While built-in machines are bulkier, taking up a lot of room, corresponding freestanding machines come smaller, more often than not with a view to mobility. Built-in ice maker could be a perfect kitchen ice machine.

Built-in machines tend to need specialist help in setting up. This is just as well because they are designed to be part and parcel of whatever location into which they are installed both aesthetically and structurally. Freestanding machines on the other hand tend to be pretty easy to handle often coming with simple “plug ‘n play” procedures that can work on any standard outlet.

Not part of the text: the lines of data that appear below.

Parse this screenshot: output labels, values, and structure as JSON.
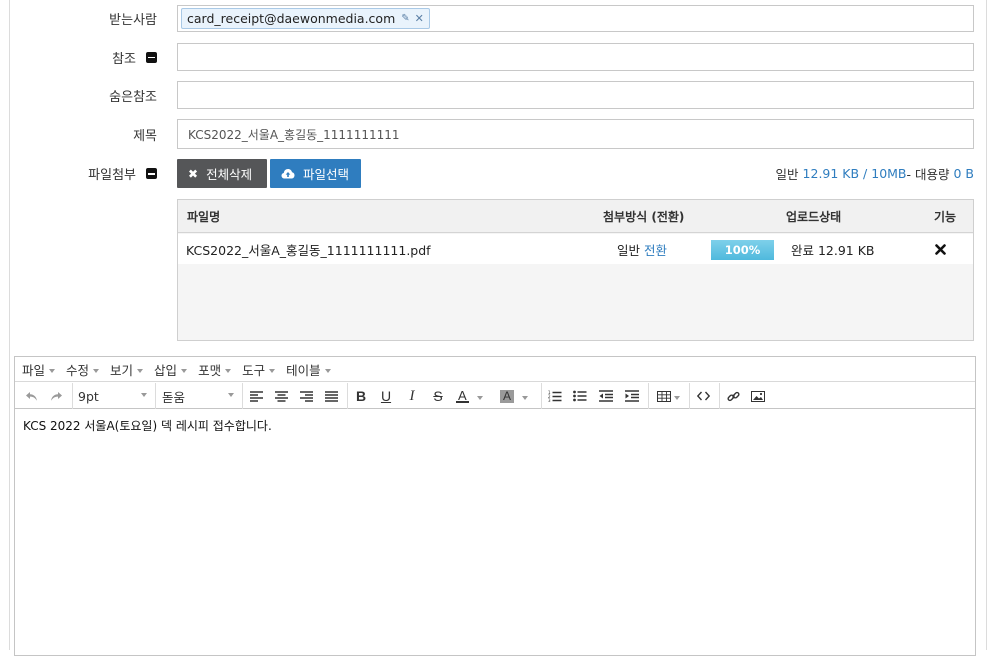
{
  "fields": {
    "to_label": "받는사람",
    "to_tag": "card_receipt@daewonmedia.com",
    "cc_label": "참조",
    "bcc_label": "숨은참조",
    "subject_label": "제목",
    "subject_value": "KCS2022_서울A_홍길동_1111111111",
    "attach_label": "파일첨부"
  },
  "attach": {
    "delete_all": "전체삭제",
    "select_file": "파일선택",
    "quota_prefix": "일반",
    "quota_used": "12.91 KB / 10MB",
    "quota_sep": " - 대용량",
    "quota_large": "0 B"
  },
  "file_table": {
    "columns": [
      "파일명",
      "첨부방식 (전환)",
      "업로드상태",
      "기능"
    ],
    "rows": [
      {
        "name": "KCS2022_서울A_홍길동_1111111111.pdf",
        "method": "일반",
        "switch_link": "전환",
        "progress": 1.0,
        "progress_label": "100%",
        "status": "완료 12.91 KB",
        "action_icon": "close-icon"
      }
    ]
  },
  "editor": {
    "menus": [
      "파일",
      "수정",
      "보기",
      "삽입",
      "포맷",
      "도구",
      "테이블"
    ],
    "font_size": "9pt",
    "font_family": "돋움",
    "body_text": "KCS 2022 서울A(토요일) 덱 레시피 접수합니다."
  },
  "colors": {
    "accent_blue": "#2f7dbf",
    "dark_button": "#555658",
    "progress": "#5bc0de"
  }
}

Most importantly, the method of ventilation for built-in and freestanding models of the same appliance is different. Built-in appliances, because they are designed to fit seamlessly with whatever niche they are intended for, tend to be ventilated at the front. This avoids over-heating in these appliances. On the other hand, an appliance that requires adequate amounts of space to ensure that proper ventilation occurs at the sides or at the back or both is considered a freestanding appliance.

They generally do the same thing, albeit differently. Trying to choose between one and the other would invariably turn to economic considerations: built-in appliances are generally more expensive than their corresponding freestanding units, but they tend to be more durable and also tend to work slightly better. Also if you have the space, are really into aesthetics and do not mind the extra cost, then built-ins would be an excellent choice for you. Freestanding models are easier to move around, offering more options for usage, and with proper care will last long enough for you not to feel the pinch of its shorter life span.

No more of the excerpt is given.